Sudden, unexplained deaths have been reported where a causal relationship to treatment with gabapentin has not been established. Additional post-marketing adverse events reported include blood creatine phosphokinase increased, rhabdomyolysis, abnormal liver function, acute kidney failure, agitation, allergic reaction including urticaria, alopecia, anaphylaxis, anaemia, angioedema, hyperglycemia and hypoglycemia (most often observed in patients with diabetes), breast hypertrophy, gynaecomastia, cardiac arrest, chest pain, convulsions, depersonalisation, drug rash with eosinophilia and systemic symptoms, erythema multiforme, fall, hypersensitivity including systemic reactions, hyponatraemia, jaundice, loss of consciousness, movement disorders such as choreoathetosis, dyskinesia and dystonia, myoclonus, palpitation, pancreatitis, renal impairment, speech disorder, sexual dysfunction (including changes in libido, ejaculation disorders and anorgasmia), Stevens- Johnson syndrome, tachycardia, thrombocytopenia, tinnitus, urinary incontinence and symptoms of psychosis such as delusions, hallucinations, and thinking abnormal.

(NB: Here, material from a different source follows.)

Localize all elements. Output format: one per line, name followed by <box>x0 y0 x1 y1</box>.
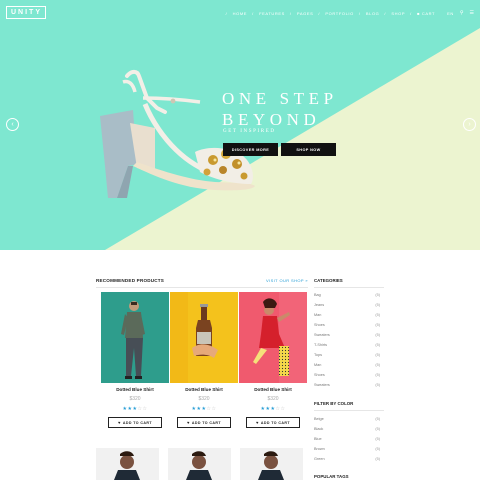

Generalised oedema, hepatitis, hypotension, neuropathy/peripheral neuropathy and syncope have been rarely reported.

Adverse events following the abrupt discontinuation of gabapentin have also been reported. The most frequently reported events were anxiety, insomnia, nausea, pain, and sweating.

Some cases of hypomania have been reported after commencement of gabapentin. In each case, other anti-convulsants had been used concurrently, and symptoms of hypomania resolved following a reduction in dosage or cessation of the drug.

Reporting suspected Adverse Effects

Reporting suspected adverse reactions after registration of the medicinal product is important. It allows continued monitoring of the benefit-risk balance of the medicinal product. Healthcare professionals are asked to report any suspected adverse reactions at www.tga.gov.au/reportingproblems.

Incompatibilities were either not assessed or not identified as part of the registration of this medicine.